Coming to “the core issue of Tibet”, Niranjan asked the Tibetan President whether it should be prioritized in diplomatic relations with China, “the narrative vis-à-vis China, diplomatically”.

“China regards Tibet among its core issues, so should India,” replied President Dr Sangay, especially considering “the geopolitical, historical, cultural, spiritual relationships” between India and Tibet.

He also argued that when media channels refer to the border as Indo-China border, that itself “opens up the door for China’s justification for their presence at the border and their transgressions and legitimizes the occupation of Tibet”.

Instead, he suggested calling it a “Indo-Tibet border” as it rightfully is. Never in history has India and China never shared a border. India only shared the border with Tibet, that too the most peaceful, conflict-free border in the whole world.

Dr Sangay said that Tibet was in fact a Zone of Peace which served as a historical buffer between India and China for centuries. He said it is no longer the case since the invasion of Tibet, and hence all the recent border tensions.

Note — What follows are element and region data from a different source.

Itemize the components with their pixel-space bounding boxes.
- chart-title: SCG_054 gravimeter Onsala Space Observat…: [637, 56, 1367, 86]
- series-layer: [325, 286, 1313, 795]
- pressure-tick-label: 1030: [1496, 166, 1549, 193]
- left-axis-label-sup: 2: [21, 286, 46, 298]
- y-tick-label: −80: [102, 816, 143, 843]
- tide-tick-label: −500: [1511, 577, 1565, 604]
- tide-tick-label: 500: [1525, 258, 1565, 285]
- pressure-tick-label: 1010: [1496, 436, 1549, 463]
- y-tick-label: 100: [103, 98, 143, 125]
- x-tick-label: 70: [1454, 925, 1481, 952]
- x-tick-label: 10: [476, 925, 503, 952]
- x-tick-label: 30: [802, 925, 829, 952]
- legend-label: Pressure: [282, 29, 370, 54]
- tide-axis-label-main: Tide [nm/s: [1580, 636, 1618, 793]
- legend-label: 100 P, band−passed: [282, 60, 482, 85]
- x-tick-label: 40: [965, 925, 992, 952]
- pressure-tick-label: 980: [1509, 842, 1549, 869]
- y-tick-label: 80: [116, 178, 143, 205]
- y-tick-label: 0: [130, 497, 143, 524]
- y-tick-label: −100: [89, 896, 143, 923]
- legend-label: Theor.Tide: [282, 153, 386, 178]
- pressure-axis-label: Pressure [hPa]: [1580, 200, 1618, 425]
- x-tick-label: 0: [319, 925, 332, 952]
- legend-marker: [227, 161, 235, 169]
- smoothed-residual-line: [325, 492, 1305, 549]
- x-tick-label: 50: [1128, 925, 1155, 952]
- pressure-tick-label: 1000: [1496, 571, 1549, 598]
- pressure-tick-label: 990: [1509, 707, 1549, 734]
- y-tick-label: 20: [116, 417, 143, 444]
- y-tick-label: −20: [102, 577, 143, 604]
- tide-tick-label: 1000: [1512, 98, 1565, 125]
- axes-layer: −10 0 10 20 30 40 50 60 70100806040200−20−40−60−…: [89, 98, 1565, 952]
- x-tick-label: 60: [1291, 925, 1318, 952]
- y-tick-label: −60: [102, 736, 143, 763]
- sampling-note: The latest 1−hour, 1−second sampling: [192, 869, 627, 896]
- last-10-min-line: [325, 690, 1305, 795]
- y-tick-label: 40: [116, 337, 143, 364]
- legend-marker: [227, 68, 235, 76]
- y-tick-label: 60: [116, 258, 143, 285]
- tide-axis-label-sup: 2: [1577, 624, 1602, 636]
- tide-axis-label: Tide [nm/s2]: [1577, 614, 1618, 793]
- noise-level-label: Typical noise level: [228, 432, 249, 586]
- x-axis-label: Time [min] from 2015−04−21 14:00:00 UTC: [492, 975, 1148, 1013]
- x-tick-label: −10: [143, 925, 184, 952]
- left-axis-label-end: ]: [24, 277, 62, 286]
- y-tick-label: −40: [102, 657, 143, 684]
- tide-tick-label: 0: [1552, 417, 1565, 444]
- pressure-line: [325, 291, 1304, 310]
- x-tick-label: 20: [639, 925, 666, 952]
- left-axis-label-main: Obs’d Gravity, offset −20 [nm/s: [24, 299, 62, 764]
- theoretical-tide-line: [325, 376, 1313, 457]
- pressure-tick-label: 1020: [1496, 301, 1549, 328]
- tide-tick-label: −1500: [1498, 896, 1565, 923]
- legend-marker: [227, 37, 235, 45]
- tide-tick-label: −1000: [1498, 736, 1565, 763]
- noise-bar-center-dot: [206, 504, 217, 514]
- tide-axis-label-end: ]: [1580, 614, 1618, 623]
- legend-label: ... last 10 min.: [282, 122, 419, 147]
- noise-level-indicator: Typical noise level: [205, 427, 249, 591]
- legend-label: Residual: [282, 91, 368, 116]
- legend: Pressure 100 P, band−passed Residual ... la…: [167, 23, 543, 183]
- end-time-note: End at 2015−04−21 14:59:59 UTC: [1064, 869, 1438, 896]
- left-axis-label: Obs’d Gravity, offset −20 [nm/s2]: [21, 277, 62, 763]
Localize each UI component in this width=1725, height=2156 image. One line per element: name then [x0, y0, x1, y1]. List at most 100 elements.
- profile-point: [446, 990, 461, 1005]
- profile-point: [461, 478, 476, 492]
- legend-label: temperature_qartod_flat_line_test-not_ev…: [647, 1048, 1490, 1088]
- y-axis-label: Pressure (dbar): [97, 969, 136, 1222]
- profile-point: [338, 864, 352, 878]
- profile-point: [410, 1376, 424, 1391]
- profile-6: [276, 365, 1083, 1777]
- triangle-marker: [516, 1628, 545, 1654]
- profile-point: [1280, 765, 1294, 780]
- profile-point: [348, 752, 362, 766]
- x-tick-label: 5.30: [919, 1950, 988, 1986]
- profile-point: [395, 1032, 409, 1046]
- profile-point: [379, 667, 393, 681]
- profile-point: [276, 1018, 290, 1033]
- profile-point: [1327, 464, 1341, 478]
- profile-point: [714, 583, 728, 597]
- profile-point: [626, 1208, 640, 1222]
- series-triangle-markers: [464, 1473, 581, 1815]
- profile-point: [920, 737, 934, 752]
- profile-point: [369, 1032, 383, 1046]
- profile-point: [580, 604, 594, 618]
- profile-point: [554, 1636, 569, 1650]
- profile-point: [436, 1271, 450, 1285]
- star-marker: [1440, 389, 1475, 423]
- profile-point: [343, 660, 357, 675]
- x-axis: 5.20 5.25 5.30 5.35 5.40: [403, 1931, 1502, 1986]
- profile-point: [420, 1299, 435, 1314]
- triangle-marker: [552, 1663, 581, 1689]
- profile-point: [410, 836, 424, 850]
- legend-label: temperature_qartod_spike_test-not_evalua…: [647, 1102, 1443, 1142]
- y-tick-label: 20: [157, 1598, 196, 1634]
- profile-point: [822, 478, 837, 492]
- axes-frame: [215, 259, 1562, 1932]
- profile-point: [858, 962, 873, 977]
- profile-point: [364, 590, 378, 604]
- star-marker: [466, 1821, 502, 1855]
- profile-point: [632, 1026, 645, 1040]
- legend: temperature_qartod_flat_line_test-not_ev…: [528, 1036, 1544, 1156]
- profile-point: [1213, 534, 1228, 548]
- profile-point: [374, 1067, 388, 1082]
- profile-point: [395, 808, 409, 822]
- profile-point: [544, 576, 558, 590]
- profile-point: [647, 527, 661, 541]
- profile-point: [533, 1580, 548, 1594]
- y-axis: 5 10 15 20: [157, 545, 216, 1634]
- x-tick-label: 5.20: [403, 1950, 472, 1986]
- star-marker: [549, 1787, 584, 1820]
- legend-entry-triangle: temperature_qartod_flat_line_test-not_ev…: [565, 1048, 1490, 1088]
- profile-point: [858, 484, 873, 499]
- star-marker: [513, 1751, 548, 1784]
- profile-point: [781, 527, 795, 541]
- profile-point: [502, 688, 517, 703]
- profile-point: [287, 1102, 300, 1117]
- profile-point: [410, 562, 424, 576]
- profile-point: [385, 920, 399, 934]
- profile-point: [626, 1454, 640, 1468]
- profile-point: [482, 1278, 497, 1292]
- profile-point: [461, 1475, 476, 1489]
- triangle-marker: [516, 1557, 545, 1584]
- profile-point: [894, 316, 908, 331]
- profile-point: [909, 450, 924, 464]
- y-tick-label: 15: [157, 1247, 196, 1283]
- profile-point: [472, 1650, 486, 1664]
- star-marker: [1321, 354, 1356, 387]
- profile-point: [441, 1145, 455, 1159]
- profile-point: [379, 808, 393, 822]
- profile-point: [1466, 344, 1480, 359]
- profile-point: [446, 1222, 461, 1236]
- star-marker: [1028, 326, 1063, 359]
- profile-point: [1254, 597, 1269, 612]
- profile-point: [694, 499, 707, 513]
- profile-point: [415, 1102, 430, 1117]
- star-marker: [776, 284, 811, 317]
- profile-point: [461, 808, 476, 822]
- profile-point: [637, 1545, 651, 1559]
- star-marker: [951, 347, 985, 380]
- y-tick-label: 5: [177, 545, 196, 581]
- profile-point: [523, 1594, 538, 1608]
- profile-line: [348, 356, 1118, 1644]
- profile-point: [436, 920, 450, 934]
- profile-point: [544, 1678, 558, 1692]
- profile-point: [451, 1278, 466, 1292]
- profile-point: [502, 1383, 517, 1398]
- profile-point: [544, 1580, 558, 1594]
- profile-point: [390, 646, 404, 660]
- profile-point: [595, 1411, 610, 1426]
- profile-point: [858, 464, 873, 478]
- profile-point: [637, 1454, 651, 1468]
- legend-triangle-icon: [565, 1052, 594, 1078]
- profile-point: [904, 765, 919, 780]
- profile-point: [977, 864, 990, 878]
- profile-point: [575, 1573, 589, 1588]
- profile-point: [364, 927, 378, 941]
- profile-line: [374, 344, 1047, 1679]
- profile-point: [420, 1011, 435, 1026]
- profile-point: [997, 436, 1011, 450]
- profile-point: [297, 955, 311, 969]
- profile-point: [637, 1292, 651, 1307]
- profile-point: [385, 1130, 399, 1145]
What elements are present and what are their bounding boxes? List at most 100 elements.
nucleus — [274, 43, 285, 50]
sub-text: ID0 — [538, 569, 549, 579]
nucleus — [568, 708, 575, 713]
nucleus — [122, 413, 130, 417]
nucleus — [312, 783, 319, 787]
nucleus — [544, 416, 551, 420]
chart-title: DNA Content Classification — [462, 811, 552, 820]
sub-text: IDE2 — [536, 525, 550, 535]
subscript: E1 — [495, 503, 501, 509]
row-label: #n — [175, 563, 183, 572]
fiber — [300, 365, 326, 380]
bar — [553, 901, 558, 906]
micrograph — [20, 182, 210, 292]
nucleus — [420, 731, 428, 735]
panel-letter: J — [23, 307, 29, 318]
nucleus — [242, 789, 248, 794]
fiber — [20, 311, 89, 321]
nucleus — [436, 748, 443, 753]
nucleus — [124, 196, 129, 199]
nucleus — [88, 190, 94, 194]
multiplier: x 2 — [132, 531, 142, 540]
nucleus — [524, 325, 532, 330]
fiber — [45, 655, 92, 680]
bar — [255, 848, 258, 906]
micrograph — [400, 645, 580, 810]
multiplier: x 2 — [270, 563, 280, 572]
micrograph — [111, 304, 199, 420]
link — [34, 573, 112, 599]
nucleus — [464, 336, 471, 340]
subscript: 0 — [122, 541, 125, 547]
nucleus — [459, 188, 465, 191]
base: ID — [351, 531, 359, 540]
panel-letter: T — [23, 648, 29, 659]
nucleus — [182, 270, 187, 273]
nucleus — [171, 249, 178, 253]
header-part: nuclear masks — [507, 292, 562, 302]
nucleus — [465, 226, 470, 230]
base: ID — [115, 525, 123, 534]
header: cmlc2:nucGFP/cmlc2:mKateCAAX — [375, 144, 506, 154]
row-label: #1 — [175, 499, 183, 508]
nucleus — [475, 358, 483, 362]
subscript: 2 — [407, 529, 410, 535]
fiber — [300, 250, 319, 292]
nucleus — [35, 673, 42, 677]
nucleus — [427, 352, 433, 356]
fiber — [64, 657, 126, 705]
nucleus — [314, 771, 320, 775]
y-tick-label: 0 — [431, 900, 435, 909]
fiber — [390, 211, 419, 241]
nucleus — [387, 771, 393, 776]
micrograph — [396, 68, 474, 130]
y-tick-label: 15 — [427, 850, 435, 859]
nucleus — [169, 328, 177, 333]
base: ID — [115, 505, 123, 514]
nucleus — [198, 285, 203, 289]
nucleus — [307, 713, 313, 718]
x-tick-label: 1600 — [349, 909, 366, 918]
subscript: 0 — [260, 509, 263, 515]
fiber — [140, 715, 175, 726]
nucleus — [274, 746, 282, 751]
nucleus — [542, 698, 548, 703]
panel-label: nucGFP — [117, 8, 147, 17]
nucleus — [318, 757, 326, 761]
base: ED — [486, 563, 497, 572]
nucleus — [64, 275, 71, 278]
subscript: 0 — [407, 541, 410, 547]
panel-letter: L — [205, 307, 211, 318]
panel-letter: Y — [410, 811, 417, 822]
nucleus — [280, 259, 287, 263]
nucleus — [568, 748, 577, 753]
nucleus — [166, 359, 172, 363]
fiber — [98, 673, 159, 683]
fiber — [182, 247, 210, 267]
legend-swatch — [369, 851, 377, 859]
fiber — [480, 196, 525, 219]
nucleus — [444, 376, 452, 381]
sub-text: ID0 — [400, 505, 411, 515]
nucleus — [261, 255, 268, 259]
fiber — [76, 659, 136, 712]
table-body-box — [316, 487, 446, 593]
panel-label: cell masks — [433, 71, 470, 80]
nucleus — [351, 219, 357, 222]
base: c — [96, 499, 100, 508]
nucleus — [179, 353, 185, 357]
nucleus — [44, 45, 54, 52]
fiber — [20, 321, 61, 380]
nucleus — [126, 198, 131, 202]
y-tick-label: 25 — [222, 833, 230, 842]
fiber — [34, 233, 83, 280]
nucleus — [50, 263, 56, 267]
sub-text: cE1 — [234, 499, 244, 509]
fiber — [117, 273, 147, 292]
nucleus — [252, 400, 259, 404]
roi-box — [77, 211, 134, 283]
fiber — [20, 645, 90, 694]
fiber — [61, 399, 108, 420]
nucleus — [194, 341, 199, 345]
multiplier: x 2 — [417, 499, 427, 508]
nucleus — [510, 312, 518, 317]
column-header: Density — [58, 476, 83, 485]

He stressed that news media and intellectuals should consciously start referring to the border as Indo-Tibet border in light of the historical and geo-political significance and those in areas of studying the map of Tibet, “should include the whole of Tibet, not China-drawn map.”

Calling the Tibet issue as core to the border conflict, he reiterated that until you solve the issue of Tibet, the border incursion and all these prevailing tensions will remain.

The President said His Holiness the Dalai Lama’s Middle Way Approach policy which proposes to make Tibet a demilitarized zone is the most viable solution to the issue.  If Tibet is demilitarized, there won’t be any issues over the border as we have been seeing recently.

Responding to the final question on how the Tibetan community perceive the recent face off at Ladakh, Dr Sangay said, “Tibet has been expecting it and have been saying it for the last 60 years.”

Like a dejavu, he said this is exactly how China occupied Tibet in 1959 in the guise of building roads, infrastructure and “prosperity”.

He therefore suggested that taking heed of the Tibet narrative can help contextualize China’s military aggression and infrastructure built up along the LAC.

“We have been saying for the last 60 years that what happened to Tibet could happen to all neighbouring countries, including India, and now it is already happening.”